I took a walk without sunscreen. Such a simple thing. (well that and taking FOREVER to get it checked *___*  )

      Skin Cancer is the most common type of cancer, and it is also the MOST PREVENTABLE.

     I was lucky because I had a type of skin cancer that doesn't metastasize to other parts of the body (it only damages the skin it spreads to) if I was diagnosed with Melanoma, the most deadly form of skin cancer, I would be fighting for my life.
     So my message is simple: Protect your skin from the sun. Go to a dermatologist once in a while (at least once a year if you can) just to keep it in check. If detected early, a simple biopsy is usually all that is required.

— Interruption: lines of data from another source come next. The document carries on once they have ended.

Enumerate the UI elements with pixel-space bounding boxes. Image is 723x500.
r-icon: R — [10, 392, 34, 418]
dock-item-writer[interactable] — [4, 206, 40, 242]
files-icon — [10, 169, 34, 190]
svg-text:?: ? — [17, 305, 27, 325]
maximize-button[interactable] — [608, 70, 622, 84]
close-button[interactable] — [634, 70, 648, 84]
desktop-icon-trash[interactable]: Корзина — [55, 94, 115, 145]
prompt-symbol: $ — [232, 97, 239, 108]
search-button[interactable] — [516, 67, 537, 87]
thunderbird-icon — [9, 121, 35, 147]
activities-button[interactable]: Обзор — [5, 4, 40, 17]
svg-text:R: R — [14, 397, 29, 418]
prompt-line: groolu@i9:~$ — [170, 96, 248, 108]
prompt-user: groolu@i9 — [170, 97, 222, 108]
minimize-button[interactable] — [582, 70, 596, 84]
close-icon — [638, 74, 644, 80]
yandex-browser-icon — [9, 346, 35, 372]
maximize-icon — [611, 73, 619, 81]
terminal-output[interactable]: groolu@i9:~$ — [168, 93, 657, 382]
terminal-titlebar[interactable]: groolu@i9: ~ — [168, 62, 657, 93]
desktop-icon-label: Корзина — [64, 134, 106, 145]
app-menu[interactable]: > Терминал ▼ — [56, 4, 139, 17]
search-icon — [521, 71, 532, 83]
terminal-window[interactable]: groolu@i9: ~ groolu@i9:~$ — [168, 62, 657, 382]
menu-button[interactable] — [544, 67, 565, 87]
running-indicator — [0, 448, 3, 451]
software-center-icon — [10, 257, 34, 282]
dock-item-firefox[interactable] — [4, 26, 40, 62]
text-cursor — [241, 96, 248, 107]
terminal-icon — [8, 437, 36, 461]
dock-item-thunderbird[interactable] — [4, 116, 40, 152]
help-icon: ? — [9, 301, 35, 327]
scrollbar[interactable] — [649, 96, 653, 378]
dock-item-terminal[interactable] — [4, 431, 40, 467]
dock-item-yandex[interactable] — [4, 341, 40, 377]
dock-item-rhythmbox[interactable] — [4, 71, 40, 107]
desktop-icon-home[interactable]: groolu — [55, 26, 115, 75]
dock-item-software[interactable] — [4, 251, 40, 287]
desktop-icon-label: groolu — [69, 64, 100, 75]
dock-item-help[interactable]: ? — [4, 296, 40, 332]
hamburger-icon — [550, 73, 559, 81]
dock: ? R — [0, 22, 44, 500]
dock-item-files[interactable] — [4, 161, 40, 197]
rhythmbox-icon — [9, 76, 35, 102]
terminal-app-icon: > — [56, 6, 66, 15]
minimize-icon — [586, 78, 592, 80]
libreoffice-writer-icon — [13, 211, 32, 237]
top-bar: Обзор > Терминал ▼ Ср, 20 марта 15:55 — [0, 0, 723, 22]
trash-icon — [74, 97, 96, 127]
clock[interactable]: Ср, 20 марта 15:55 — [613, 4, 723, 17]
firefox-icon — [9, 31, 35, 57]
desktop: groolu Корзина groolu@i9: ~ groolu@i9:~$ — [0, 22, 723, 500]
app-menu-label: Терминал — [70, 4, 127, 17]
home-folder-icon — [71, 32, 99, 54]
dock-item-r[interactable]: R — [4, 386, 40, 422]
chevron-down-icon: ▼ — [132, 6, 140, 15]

Whew! All right! Stepping off the soap box and getting back to the art! :)


Kelly said...

I am so proud of your strength Bonnie! You have gone through a lot and many people would have let this wreck them. You pushed through and are continuing to do so. We all have challenges that test us in life and some are huge wake-up calls such as this one. It takes time but one day you will know what this all was for and be proud of all you have accomplished.

Bonnie Branson said...

Oh Kelly, you inspire me too. I am proud of how you turned your experience into a positive. I get ideas and "Umph!" from your blog every week.

(haha Umph! was the best way I could think of that "GET UP AND GO GET'EM!" additude.)